ATLANTA — Simone Biles' withdrawal from Thursday's individual all-around competition at the Tokyo Olympics has sparked a global conversation around mental health and the stigma that society often places on Black women to be strong.
“I have to do what’s right for me and focus on my mental health,” Simone Biles said on Thursday.
The announcement marks the second time in recent months that a world class Black athlete has publicly prioritized their mental health over competing. Simone Biles' withdrawal comes just months after tennis Champion Naomi Osaka withdrew from the French Open citing similar reasons.
Mental health experts said the dialogue that's been sparked by these two elite Black athletes is critical to changing the stigma surrounding the idea of a "strong Black woman."
“It has been incredibly detrimental to our health. I think Simone shared an example of this when she shared a tweet yesterday that said the support has been really powerful...it’s important for us to know we are worthy outside of our accomplishments and goals," Dr. Joy Harden Bradford, Podcast host of Therapy for Black Girls explained.

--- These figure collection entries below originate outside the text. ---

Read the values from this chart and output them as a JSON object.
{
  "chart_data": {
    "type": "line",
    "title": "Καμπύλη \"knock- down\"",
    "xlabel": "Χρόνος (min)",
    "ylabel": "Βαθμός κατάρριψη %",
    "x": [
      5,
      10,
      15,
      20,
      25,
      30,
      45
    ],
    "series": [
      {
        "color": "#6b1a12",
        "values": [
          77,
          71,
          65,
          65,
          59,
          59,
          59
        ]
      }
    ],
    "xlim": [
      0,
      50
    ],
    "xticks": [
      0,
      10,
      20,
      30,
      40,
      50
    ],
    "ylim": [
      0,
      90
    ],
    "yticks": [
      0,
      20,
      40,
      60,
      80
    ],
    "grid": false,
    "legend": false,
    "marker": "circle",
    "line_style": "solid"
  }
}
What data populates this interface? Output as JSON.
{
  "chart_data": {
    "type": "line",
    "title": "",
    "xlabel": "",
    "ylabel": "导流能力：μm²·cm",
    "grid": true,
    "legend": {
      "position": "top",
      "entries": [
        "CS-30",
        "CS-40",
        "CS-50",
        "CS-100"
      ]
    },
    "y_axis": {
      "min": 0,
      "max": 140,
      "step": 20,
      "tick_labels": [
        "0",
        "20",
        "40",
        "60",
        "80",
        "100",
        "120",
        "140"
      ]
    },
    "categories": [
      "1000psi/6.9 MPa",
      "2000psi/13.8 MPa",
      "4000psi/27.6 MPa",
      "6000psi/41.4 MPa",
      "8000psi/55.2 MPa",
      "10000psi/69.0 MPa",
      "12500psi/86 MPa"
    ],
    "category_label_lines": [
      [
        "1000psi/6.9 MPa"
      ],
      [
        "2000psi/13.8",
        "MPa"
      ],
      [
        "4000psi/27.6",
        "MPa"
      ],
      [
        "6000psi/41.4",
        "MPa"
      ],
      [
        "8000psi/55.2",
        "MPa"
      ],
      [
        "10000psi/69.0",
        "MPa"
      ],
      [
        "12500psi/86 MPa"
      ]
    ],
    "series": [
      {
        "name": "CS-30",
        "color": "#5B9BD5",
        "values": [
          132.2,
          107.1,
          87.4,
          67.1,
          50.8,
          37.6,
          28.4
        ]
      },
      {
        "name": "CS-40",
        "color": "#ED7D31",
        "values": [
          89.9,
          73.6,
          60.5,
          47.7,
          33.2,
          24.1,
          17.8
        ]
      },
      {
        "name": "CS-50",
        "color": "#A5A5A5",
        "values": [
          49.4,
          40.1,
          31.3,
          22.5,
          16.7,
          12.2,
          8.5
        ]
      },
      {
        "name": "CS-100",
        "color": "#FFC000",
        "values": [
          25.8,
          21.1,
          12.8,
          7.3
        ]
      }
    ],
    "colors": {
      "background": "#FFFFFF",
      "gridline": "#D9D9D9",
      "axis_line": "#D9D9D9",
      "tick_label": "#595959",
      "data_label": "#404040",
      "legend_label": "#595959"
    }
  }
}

Clinical Director with CHRIS 180 Counseling Center Gwinnett, Ashleigh Dennis-Silas said the notion has roots in enslavement, "It goes back to slavery....being able to support and keep your family together the best that you could and also being able to maintain that love, support, and connection."
Dennis-Silas added that the notion has been transforming over time and that recent announcements by athletes could be a pivotal moment in completing changing the definition behind "strong."
“I think it's creating room for dialogue about a new kind of strength…that there is strength in vulnerability…in tenuous…asking for help…and living in the truth. And what is true for these athletes does not diminish their level of strength by saying this is a great deal of pressure," Dennis-Silas explained.